The time has come to take a serious look at our PM including his past employment and his religious beliefs to establish who is making the decisions
“After the Tiananmen Square massacre, Hawke resisted pressure from cabinet to allow some 42,000 Chinese students in Australia to seek asylum.”
At first sight, I took this to mean Hawke prevented the cabinet from offering asylum to the students.
Rat, I saw it and thought exactly the same thing. I knew the truth, but it just didn’t read well. Be careful of ambiguity, Mr Napier-Raman.
Add me to the list. Had to re-read twice.
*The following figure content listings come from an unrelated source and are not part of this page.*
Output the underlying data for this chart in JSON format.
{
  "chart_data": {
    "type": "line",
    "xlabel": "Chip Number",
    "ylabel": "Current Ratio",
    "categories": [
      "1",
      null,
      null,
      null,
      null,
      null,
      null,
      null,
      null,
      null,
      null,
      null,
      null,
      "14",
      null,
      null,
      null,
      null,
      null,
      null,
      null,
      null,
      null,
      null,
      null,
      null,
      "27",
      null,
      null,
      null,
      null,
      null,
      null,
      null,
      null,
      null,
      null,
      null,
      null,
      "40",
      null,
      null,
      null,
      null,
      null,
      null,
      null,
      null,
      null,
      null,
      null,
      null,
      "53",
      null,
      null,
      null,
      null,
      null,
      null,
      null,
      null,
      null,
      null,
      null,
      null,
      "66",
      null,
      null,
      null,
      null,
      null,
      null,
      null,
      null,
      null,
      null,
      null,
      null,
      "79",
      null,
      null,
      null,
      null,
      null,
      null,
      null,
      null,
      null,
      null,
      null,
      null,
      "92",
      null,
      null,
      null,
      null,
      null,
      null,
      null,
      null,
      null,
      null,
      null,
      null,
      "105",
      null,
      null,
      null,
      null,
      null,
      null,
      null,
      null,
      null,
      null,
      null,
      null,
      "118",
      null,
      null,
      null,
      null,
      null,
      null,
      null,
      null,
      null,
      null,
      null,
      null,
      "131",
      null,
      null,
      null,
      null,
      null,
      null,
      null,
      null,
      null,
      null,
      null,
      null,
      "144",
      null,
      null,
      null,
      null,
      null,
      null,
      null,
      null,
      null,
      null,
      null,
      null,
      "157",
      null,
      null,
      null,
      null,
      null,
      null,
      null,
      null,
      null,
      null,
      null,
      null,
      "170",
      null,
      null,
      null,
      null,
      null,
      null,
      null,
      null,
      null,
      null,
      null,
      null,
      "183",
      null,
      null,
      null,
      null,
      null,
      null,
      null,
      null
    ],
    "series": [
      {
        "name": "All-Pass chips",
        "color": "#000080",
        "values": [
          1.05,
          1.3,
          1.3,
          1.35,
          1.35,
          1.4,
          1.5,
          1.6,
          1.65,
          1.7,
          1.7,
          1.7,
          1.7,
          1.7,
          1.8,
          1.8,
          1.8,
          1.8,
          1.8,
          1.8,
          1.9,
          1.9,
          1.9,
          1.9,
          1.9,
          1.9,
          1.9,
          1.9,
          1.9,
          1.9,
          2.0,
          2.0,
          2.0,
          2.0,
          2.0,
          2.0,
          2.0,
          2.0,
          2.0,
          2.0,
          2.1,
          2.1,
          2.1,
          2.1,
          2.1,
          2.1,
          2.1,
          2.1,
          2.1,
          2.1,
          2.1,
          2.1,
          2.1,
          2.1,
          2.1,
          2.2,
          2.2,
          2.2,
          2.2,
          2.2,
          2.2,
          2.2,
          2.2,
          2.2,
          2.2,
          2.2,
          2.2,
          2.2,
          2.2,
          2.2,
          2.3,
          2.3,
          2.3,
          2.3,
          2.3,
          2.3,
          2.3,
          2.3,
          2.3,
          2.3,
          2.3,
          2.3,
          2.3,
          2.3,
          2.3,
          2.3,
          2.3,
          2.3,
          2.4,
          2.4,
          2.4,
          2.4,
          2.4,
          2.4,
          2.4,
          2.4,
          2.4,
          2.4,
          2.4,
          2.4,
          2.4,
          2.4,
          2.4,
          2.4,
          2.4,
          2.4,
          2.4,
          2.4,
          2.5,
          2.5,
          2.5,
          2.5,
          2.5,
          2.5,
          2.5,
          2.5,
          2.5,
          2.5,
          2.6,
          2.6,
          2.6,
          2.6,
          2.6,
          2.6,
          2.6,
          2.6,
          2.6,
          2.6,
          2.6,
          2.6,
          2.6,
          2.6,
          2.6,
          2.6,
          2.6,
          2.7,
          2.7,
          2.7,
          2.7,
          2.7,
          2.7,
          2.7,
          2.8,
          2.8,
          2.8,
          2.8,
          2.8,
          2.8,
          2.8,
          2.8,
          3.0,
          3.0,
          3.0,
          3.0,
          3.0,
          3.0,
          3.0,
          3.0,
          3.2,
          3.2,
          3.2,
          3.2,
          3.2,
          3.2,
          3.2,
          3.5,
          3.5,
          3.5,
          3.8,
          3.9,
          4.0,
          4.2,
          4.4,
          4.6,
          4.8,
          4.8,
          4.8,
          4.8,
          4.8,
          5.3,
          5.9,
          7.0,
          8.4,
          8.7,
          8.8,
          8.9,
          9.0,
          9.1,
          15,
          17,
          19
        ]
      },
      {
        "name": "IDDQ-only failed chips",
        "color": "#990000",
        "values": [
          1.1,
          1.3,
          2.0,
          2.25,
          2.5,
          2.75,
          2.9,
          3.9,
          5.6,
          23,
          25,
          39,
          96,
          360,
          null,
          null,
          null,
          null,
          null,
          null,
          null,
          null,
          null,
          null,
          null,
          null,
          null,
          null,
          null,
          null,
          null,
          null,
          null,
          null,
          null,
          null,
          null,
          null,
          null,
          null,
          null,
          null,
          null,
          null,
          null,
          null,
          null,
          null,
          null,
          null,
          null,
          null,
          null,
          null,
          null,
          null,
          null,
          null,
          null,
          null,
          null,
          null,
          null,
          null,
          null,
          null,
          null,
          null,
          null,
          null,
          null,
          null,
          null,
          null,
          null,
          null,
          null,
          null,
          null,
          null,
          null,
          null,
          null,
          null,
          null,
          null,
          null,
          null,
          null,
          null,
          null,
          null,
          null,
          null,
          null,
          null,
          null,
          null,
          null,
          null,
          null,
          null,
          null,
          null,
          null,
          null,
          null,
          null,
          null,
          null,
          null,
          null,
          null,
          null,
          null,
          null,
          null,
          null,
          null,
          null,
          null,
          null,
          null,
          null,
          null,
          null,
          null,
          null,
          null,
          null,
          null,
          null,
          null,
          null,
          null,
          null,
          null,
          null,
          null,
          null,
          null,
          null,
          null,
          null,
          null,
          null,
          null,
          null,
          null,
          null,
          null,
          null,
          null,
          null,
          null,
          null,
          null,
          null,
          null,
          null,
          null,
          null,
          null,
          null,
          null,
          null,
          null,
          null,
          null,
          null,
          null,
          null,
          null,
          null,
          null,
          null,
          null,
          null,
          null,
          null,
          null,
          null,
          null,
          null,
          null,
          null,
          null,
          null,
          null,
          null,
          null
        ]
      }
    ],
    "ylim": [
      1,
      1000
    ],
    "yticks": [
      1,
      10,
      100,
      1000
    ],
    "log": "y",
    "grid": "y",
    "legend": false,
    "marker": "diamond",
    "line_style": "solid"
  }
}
Would be clearer if it read: … Hawke resisted pressure from cabinet by allowing some 42,000 Chinese students in Australia to seek asylum.
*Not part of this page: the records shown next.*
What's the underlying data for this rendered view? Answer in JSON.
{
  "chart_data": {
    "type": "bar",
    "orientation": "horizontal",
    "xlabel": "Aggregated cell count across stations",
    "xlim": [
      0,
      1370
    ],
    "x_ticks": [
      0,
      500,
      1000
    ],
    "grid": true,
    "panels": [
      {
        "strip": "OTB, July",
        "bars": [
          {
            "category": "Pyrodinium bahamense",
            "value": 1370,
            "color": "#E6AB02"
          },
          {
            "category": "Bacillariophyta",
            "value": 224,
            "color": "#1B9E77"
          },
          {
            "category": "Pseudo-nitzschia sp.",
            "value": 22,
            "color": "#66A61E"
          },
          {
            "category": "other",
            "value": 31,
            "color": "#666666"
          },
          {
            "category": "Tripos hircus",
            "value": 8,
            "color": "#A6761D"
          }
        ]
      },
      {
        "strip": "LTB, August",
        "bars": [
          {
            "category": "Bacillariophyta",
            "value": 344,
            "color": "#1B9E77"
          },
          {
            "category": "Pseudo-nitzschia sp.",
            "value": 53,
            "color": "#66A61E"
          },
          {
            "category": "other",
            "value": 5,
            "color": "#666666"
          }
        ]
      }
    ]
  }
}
To repeat – the point of good writing is to be clear, unambiguous and lucid.
Not a KPI in the bunker.
Yes, English is a bastard language. I remember in school, when I was about 10 or 11, my English class had a Dutchman as teacher. He had served in the WW2 RAF as a Spitfire pilot shooting down V1 flying bombs. Anyway, he was reading us something when he came upon the word slaughter. He pronounced it like laughter, which of course prompted the class to do just that. He was quite nonplussed. We had to teach him. I guess if he’d heard the word before (and no doubt had) he might have thought it’s spelling would be slawter.
Natives suspicious of Germans pretending to be English or Dutch underground used Scheveningen as a shibboleth.
All is well with MSM reporting of news to their audiences. Truly becoming a dumbed down nation. I’m in my 70’s – can recall fondly discussions on then current news. One might end up saying “that’s rubbish” or “obviously you don’t read enough” but all amicable and with continuing friendship.
Very different now – allegiance to party line (unstated) with no thought of discussion. Plus many oldies have no further interest in politics. Vote for same party – it’s easier.
Liked the poster at beginning of article. Species extinction? What’s that? Local gardeners (seem to be half half) complain of magpies, galahs, blackbirds disturbing their gardens etc etc. I’m sure the roundup sprayed around will aid in depleting bird numbers. As for small mammals – don’t see them, don’t worry.
Getting to a stage in life where nature and animal life more vital to save than human life.
Back to MSM – totally on side with neolib economics. Just watch the anti-Labor slants coming daily now.
No surprise, Australia like the US and UK shares Anglosphere ‘architecture’ quietly built over past generation or so, like a triangle of influence and ‘culture’.
This includes coordination of Koch think tanks promoting radical right libertarian socio-economic policy (with a whiff of eugenics) including climate science denial, trashing unionised workplace etc., based upon ‘public choice theory’ of James Buchanan, and in a parallel universe the old ZPG types with alt right dog whistling ‘immigrants’ or ‘population growth’ as the cause of environmental degradation (avoiding constraints on fossil fuels), stagnant wages etc.; supported by legacy media messaging, corrupted parliaments and autocracy.
Brexit was a clear example of the ‘one two’ tactics, first one Leave campaign of Johnson/Gove did the dodgy economic PR or agitprop (350 million quid back to the NHS, global Britain etc…..), then the other with Farage coming in with the ‘immigration card’, being overrun by Muslim or EU immigrants, then Johnson joins in about Turks pouring in….. more than enough for ageing voters to agree with.
Thank you. After COP26 I can no longer believe that the federal LNP is not bought by coal, gas and oil. Ozgov has been utterly appalling. I will hold them accountable on the next superhot summer, the stronger cyclone, the bushfires.